No podía ni siquiera mirarle a los ojos. No sabía cómo explicar que me habían preparado para que me esperara cualquier cosa, que aquel lugar oscuro y aislado me había hecho sentirme extraña, que solo había un chico con el que hubiera estado alguna vez a solas y que aquella era mi reacción lógica.
—Hoy cenarás en tu habitación. Ya decidiré qué hago por la mañana.
Me quedé esperando en el jardín hasta estar segura de que todas las demás estarían ya en el comedor, y luego estuve un rato paseando arriba y abajo por el pasillo antes de decidirme a entrar en la habitación. Cuando entré, Anne, Mary y Lucy estaban nerviosísimas. No tuve el valor de decirles que no había estado todo aquel tiempo con el príncipe.
Ya me habían traído la cena, que estaba sobre la mesa, en el balcón. Tenía hambre, ahora que había digerido mi momento de humillación. Pero el motivo de que mis doncellas estuvieran tan agitadas no era mi larga ausencia. Había una caja enorme sobre la cama, esperando a que la abriera.

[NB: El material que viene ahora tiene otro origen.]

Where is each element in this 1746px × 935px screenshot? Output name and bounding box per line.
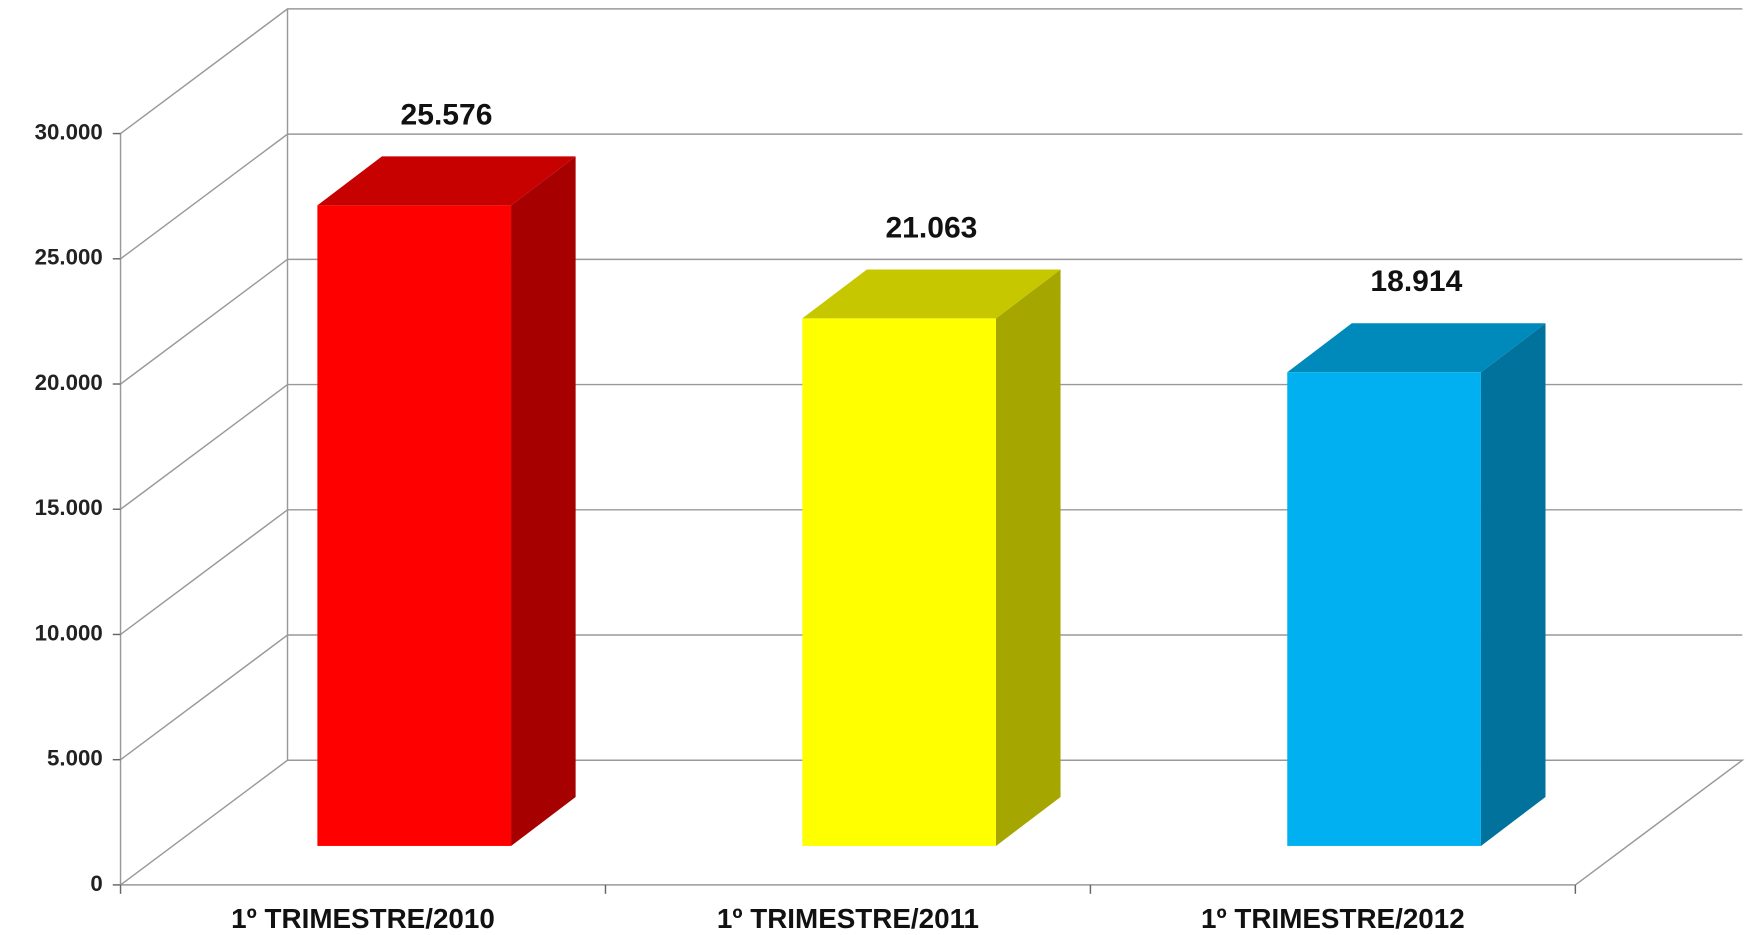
bar: [317, 205, 512, 846]
bar-top: [317, 156, 576, 206]
bar-side: [511, 156, 576, 846]
bar-top: [802, 269, 1061, 319]
y-tick-label: 0: [90, 871, 102, 896]
grid-line: [120, 8, 1743, 135]
bar-side: [1480, 323, 1546, 846]
grid-line: [120, 133, 1743, 260]
value-label: 21.063: [885, 211, 977, 244]
value-label: 25.576: [401, 98, 493, 131]
grid-line: [120, 509, 1743, 636]
bar-top: [1287, 323, 1546, 373]
x-tick-label: 1º TRIMESTRE/2012: [1201, 903, 1465, 934]
bar: [802, 318, 996, 846]
y-tick-label: 15.000: [35, 495, 103, 520]
grid-line: [120, 383, 1743, 510]
x-tick-label: 1º TRIMESTRE/2011: [717, 903, 979, 934]
y-tick-label: 10.000: [35, 620, 103, 645]
x-tick-label: 1º TRIMESTRE/2010: [231, 903, 495, 934]
y-tick-label: 5.000: [47, 746, 103, 771]
value-label: 18.914: [1370, 265, 1462, 298]
y-tick-label: 30.000: [35, 119, 103, 144]
grid-line: [120, 258, 1743, 385]
bar-side: [995, 269, 1061, 846]
y-tick-label: 25.000: [35, 245, 103, 270]
y-tick-label: 20.000: [35, 370, 103, 395]
grid-line: [120, 634, 1743, 761]
bar: [1287, 372, 1481, 846]
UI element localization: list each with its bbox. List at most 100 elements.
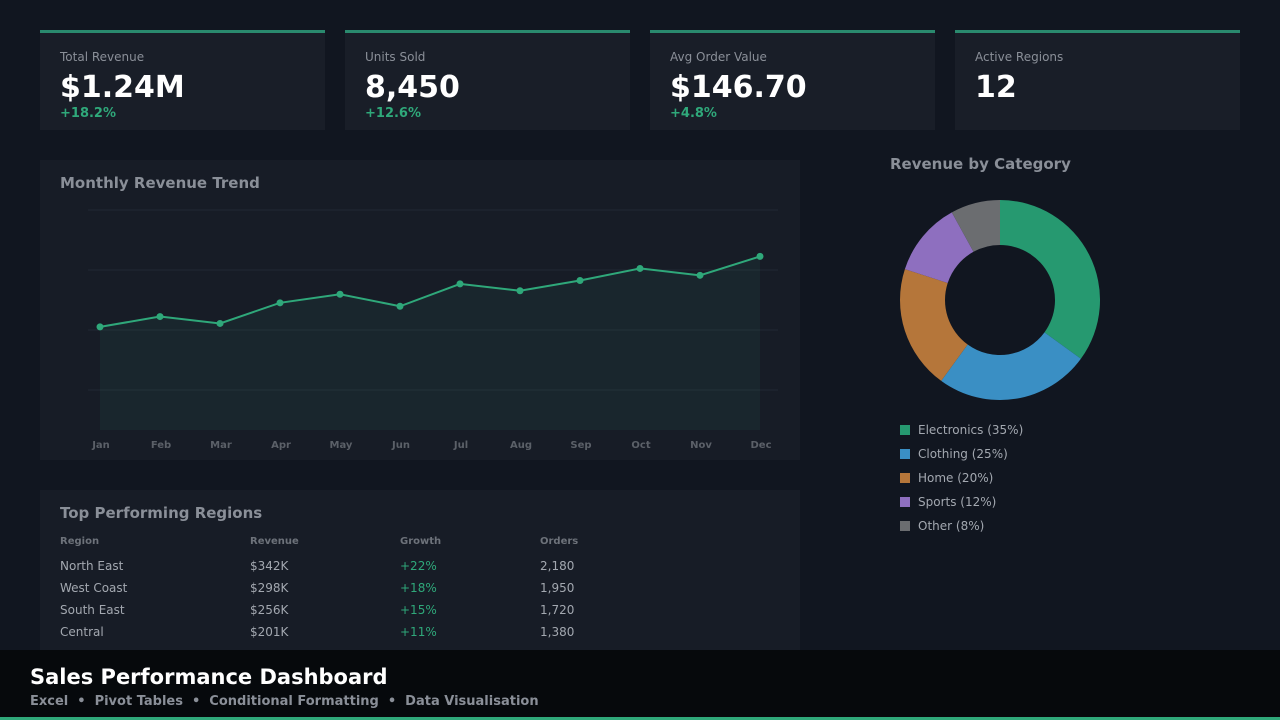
kpi-change: +18.2% [60, 106, 116, 121]
data-point-feb [156, 313, 164, 321]
legend-label: Other (8%) [918, 519, 985, 533]
tag: Data Visualisation [405, 694, 539, 709]
kpi-label: Units Sold [365, 50, 426, 64]
donut-chart [900, 200, 1100, 400]
cell-region: South East [60, 603, 125, 617]
legend-item-sports: Sports (12%) [900, 490, 1023, 514]
kpi-label: Avg Order Value [670, 50, 767, 64]
x-tick-label: Mar [210, 440, 232, 451]
footer-banner: Sales Performance Dashboard Excel • Pivot … [0, 650, 1280, 720]
x-tick-label: Feb [151, 440, 171, 451]
kpi-card-active-regions: Active Regions 12 [955, 30, 1240, 130]
cell-orders: 1,720 [540, 603, 575, 617]
tag: Pivot Tables [94, 694, 183, 709]
kpi-label: Active Regions [975, 50, 1064, 64]
x-tick-label: Sep [570, 440, 591, 451]
x-tick-label: Nov [690, 440, 712, 451]
chart-title: Monthly Revenue Trend [60, 174, 260, 192]
kpi-value: $146.70 [670, 70, 807, 105]
kpi-card-units-sold: Units Sold 8,450 +12.6% [345, 30, 630, 130]
separator: • [387, 694, 397, 709]
data-point-jun [396, 302, 404, 310]
data-point-aug [516, 287, 524, 295]
column-header-revenue: Revenue [250, 536, 299, 547]
x-tick-label: Jan [91, 440, 110, 451]
kpi-card-total-revenue: Total Revenue $1.24M +18.2% [40, 30, 325, 130]
dashboard-title: Sales Performance Dashboard [30, 665, 388, 689]
kpi-label: Total Revenue [60, 50, 145, 64]
monthly-revenue-panel: Monthly Revenue Trend Jan Feb Mar Apr May Jun… [40, 160, 800, 460]
legend-swatch [900, 497, 910, 507]
area-fill [100, 256, 760, 430]
legend-swatch [900, 473, 910, 483]
legend-swatch [900, 425, 910, 435]
cell-growth: +18% [400, 581, 437, 595]
data-point-oct [636, 264, 644, 272]
separator: • [191, 694, 201, 709]
x-tick-label: Oct [631, 440, 650, 451]
cell-growth: +11% [400, 625, 437, 639]
cell-region: West Coast [60, 581, 128, 595]
column-header-orders: Orders [540, 536, 579, 547]
legend-item-electronics: Electronics (35%) [900, 418, 1023, 442]
x-tick-label: Jun [391, 440, 410, 451]
separator: • [77, 694, 86, 709]
cell-revenue: $298K [250, 581, 289, 595]
table-title: Top Performing Regions [60, 504, 263, 522]
donut-slice-other [951, 200, 1000, 252]
donut-slice-home [900, 269, 968, 381]
cell-growth: +22% [400, 559, 437, 573]
legend-label: Sports (12%) [918, 495, 997, 509]
donut-slice-sports [904, 212, 974, 284]
cell-revenue: $256K [250, 603, 289, 617]
data-point-jul [456, 280, 464, 288]
kpi-card-avg-order-value: Avg Order Value $146.70 +4.8% [650, 30, 935, 130]
column-header-growth: Growth [400, 536, 442, 547]
accent-bar [0, 717, 1280, 720]
cell-revenue: $342K [250, 559, 289, 573]
legend-label: Home (20%) [918, 471, 994, 485]
data-point-sep [576, 276, 584, 284]
cell-region: Central [60, 625, 104, 639]
legend-label: Clothing (25%) [918, 447, 1008, 461]
top-regions-panel: Top Performing Regions [40, 490, 800, 650]
kpi-value: 12 [975, 70, 1017, 105]
cell-orders: 1,380 [540, 625, 575, 639]
donut-slice-electronics [1000, 200, 1100, 359]
data-point-apr [276, 299, 284, 307]
x-tick-label: May [330, 440, 353, 451]
kpi-value: 8,450 [365, 70, 460, 105]
donut-chart-title: Revenue by Category [890, 155, 1071, 173]
cell-growth: +15% [400, 603, 437, 617]
line-chart: Jan Feb Mar Apr May Jun Jul Aug Sep Oct Nov Dec [88, 209, 778, 451]
cell-region: North East [60, 559, 124, 573]
legend-item-clothing: Clothing (25%) [900, 442, 1023, 466]
legend-label: Electronics (35%) [918, 423, 1024, 437]
legend-swatch [900, 521, 910, 531]
column-header-region: Region [60, 536, 100, 547]
x-tick-label: Apr [271, 440, 291, 451]
kpi-value: $1.24M [60, 70, 185, 105]
kpi-change: +4.8% [670, 106, 717, 121]
legend-item-home: Home (20%) [900, 466, 1023, 490]
cell-orders: 1,950 [540, 581, 575, 595]
cell-revenue: $201K [250, 625, 289, 639]
donut-legend: Electronics (35%) Clothing (25%) Home (2… [900, 418, 1023, 538]
x-tick-label: Dec [750, 440, 771, 451]
data-point-jan [96, 323, 104, 331]
data-point-dec [756, 252, 764, 260]
x-tick-label: Aug [510, 440, 532, 451]
kpi-change [975, 106, 1220, 122]
data-point-nov [696, 271, 704, 279]
tag: Excel [30, 694, 69, 709]
legend-item-other: Other (8%) [900, 514, 1023, 538]
data-point-mar [216, 319, 224, 327]
kpi-change: +12.6% [365, 106, 421, 121]
legend-swatch [900, 449, 910, 459]
data-point-may [336, 290, 344, 298]
cell-orders: 2,180 [540, 559, 575, 573]
tag: Conditional Formatting [209, 694, 379, 709]
x-tick-label: Jul [453, 440, 468, 451]
footer-tags: Excel • Pivot Tables • Conditional Formattin… [30, 694, 539, 709]
series-line [99, 255, 761, 328]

—¿Podemos verlo? —preguntó Lucy.
—¡Lucy, eso es de mala educación! —la regañó Anne.
—¡Lo dejaron aquí en cuanto se fue! ¡Desde entonces estamos preguntándonos qué puede ser! —exclamó Mary.
—¡Mary! ¡Esos modales! —la riñó Anne.
—No, no os preocupéis, chicas. No tengo secretos —cuando vinieran a echarme al día siguiente, les diría a mis doncellas el motivo.
Les sonreí sin muchas ganas mientras deshacía el gran lazo que envolvía la caja. En el interior había tres pares de pantalones: unos de lino, otros que parecían más formales pero suaves al tacto y unos vaqueros estupendos. Encima había una tarjeta con el escudo de Illéa.
Pides unas cosas tan sencillas que no puedo negártelas. Pero hazme el favor de ponértelos solo los sábados, por favor. Gracias por tu compañía.